The modern steering wheel comes in different designs with several additional functions that allow drivers to change cruise control, answer a call, flick through radio settings, and adjust the volume. While these features make it easy to control modern technology, they are still a slight distraction compared to the simple steering wheel from the past.
5 Thin A-Pillars
Most classic cars featured thin A-pillars that made room for big windows. This combination helped to maximize visibility and also saved on the overall vehicle weight. However, these came at the expense of safety in case of an accident.
Nowadays, modern cars have wide A-pillars designed to make the windows and roof stronger to withstand impact.

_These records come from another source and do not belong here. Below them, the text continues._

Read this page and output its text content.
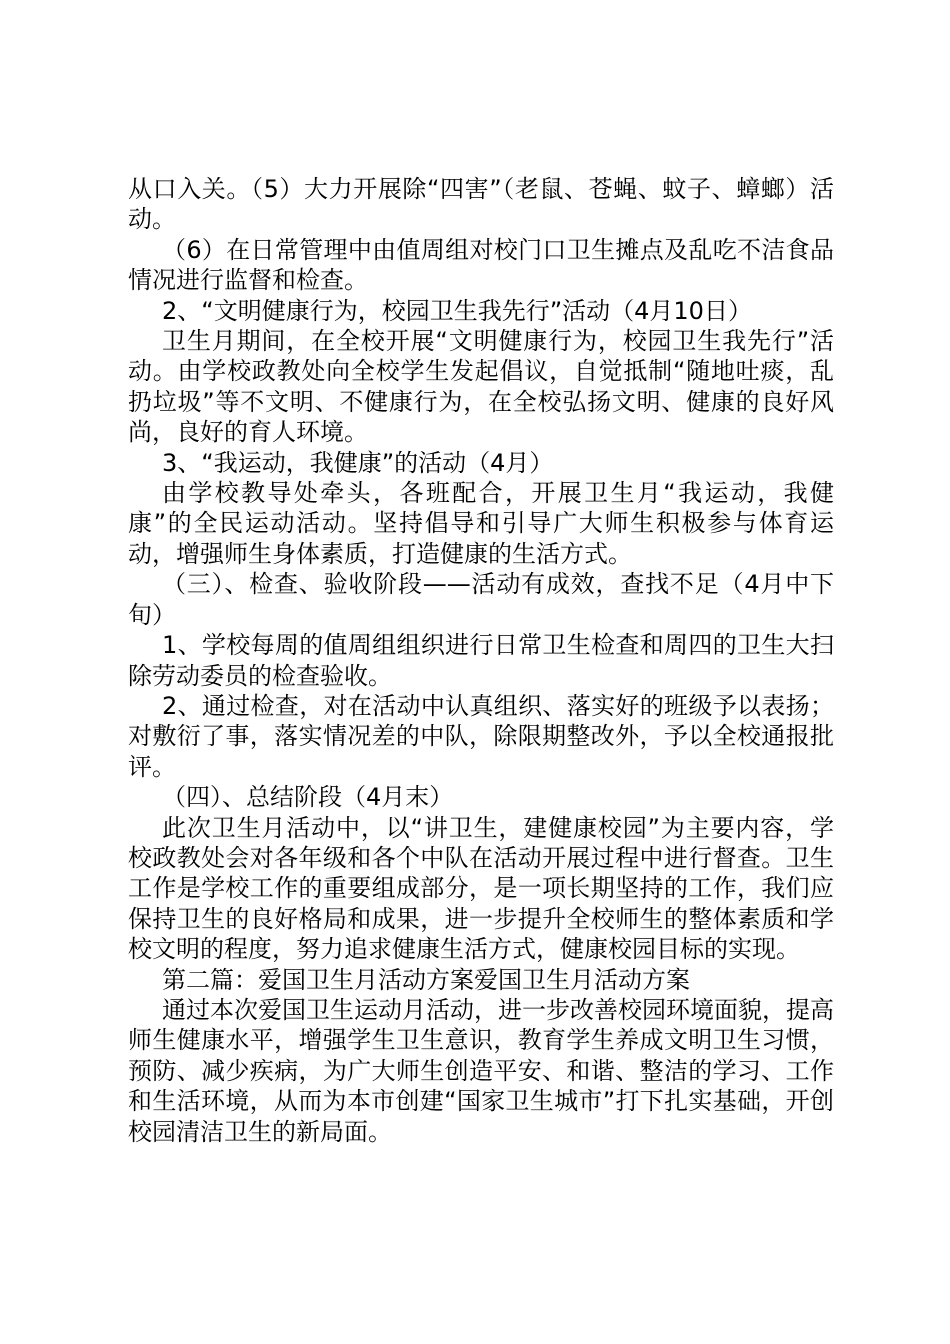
从口入关。（5）大力开展除“四害”（老鼠、苍蝇、蚊子、蟑螂）活动。

（6）在日常管理中由值周组对校门口卫生摊点及乱吃不洁食品情况进行监督和检查。

2、“文明健康行为，校园卫生我先行”活动（4月10日）

卫生月期间，在全校开展“文明健康行为，校园卫生我先行”活动。由学校政教处向全校学生发起倡议，自觉抵制“随地吐痰，乱扔垃圾”等不文明、不健康行为，在全校弘扬文明、健康的良好风尚，良好的育人环境。

3、“我运动，我健康”的活动（4月）

由学校教导处牵头，各班配合，开展卫生月“我运动，我健康”的全民运动活动。坚持倡导和引导广大师生积极参与体育运动，增强师生身体素质，打造健康的生活方式。

（三）、检查、验收阶段——活动有成效，查找不足（4月中下旬）

1、学校每周的值周组组织进行日常卫生检查和周四的卫生大扫除劳动委员的检查验收。

2、通过检查，对在活动中认真组织、落实好的班级予以表扬；对敷衍了事，落实情况差的中队，除限期整改外，予以全校通报批评。

（四）、总结阶段（4月末）

此次卫生月活动中，以“讲卫生，建健康校园”为主要内容，学校政教处会对各年级和各个中队在活动开展过程中进行督查。卫生工作是学校工作的重要组成部分，是一项长期坚持的工作，我们应保持卫生的良好格局和成果，进一步提升全校师生的整体素质和学校文明的程度，努力追求健康生活方式，健康校园目标的实现。

第二篇：爱国卫生月活动方案爱国卫生月活动方案

通过本次爱国卫生运动月活动，进一步改善校园环境面貌，提高师生健康水平，增强学生卫生意识，教育学生养成文明卫生习惯，预防、减少疾病，为广大师生创造平安、和谐、整洁的学习、工作和生活环境，从而为本市创建“国家卫生城市”打下扎实基础，开创校园清洁卫生的新局面。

The trade-off is limited visibility that dangerously blocks the driver’s view of cyclists, pedestrians, and sometimes small cars.
4 The T-Top Roof
The awesome T-tops were popular options offered on some sports cars like Corvettes and muscle cars like the Pontiac Trans Am before the revolutionary ’90s. The easily-removable panels were so cool because you could own an open-air fun convertible and a hardtop in one.

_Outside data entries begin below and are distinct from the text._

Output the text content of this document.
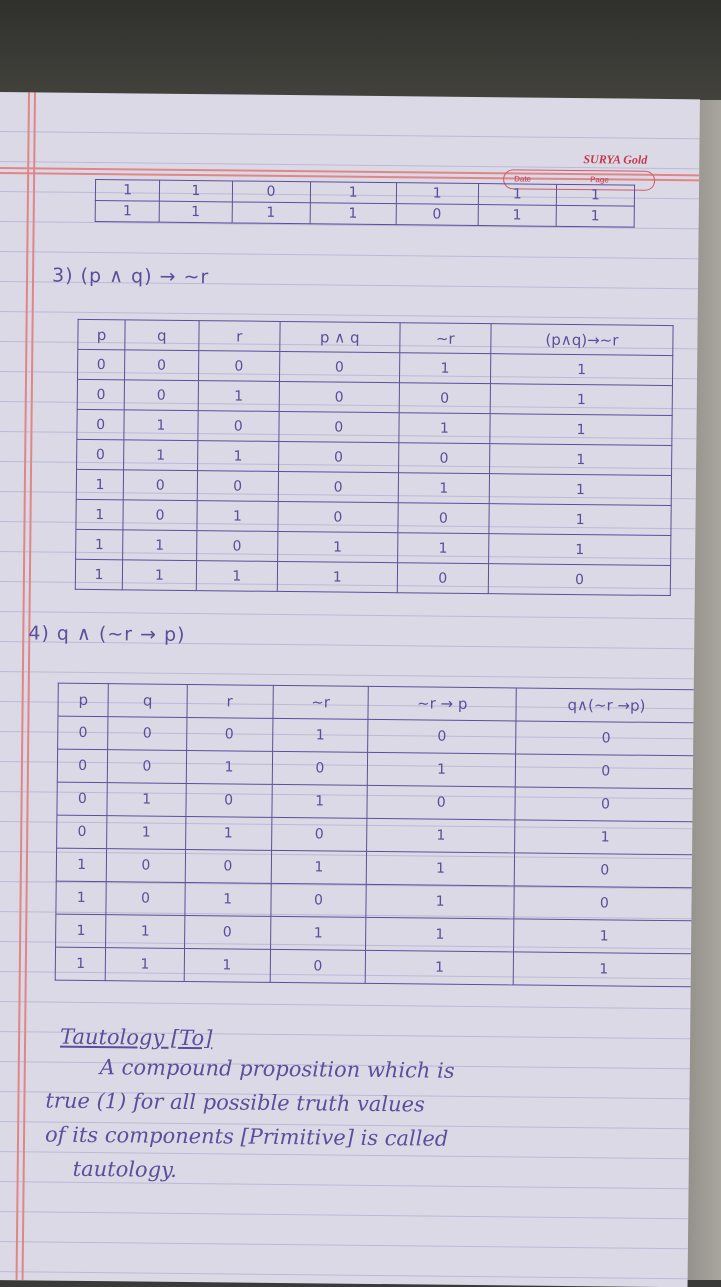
SURYA Gold
Date	Page
1	1	0	1	1	1	1
1	1	1	1	0	1	1
3) (p ∧ q) → ~r
p	q	r	p ∧ q	~r	(p∧q)→~r
0	0	0	0	1	1
0	0	1	0	0	1
0	1	0	0	1	1
0	1	1	0	0	1
1	0	0	0	1	1
1	0	1	0	0	1
1	1	0	1	1	1
1	1	1	1	0	0
4) q ∧ (~r → p)
p	q	r	~r	~r → p	q∧(~r →p)
0	0	0	1	0	0
0	0	1	0	1	0
0	1	0	1	0	0
0	1	1	0	1	1
1	0	0	1	1	0
1	0	1	0	1	0
1	1	0	1	1	1
1	1	1	0	1	1
Tautology [To]
A compound proposition which is
true (1) for all possible truth values
of its components [Primitive] is called
tautology.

The biggest challenges with T-top roofs were leaks during wet days, panel rust, storage complications, and safety concerns in case of a rollover. Today, gearheads exclusively choose either a convertible or a hardtop with a good sunroof.
3 Bench Seats
It’s not a complete discussion about old car features if front bench seats are not included. Unlike modern bucket seats, these retro bench seats were akin to a couch, and they allowed for a bit of intimacy and proximity between driver and front-seat passenger. In addition, they offered extra space to squeeze in a third person.
But for all the comfort and cheap manufacturing costs, bench seats were a safety hazard because automakers could not effectively fix the mandated seatbelts and airbags. Front bucket seats also afford a center console that now houses storage, control features, and switches.
2 Pop-Up Headlights
Pop-up headlights brought a space-age vibe and a sense of occasion and fun when they rose out and rolled back into the hood. These electric lights were also great at maintaining a clean and sleek vehicle design whenever they were completely hidden when not in use.
Unfortunately, pedestrian safety, increasing production expenses, wind noise, and aerodynamics eventually forced automakers to replace pop-up headlights with modern LED headlights. But try as they might, modern headlights can never be as satisfying to operate nor match the charm that pop-up headlights added to classic cars.
1 Simple Interiors
With a blend of exposed metal, leather, smooth wood, and plastic, classic car interiors were primarily clutter-free and felt reassuringly solid from the driver’s seat. Physical controls such as switches and knobs controlled everything, and dimly-lit yet clear analog instrument clusters completed the ambiance.
The transition to touchscreens arrived like a tsunami, and all buttons and switches disappeared into the sophisticated menus. Additional features in automobiles have improved functionality and practicality, but they also ensured a notable increase in interior clutter.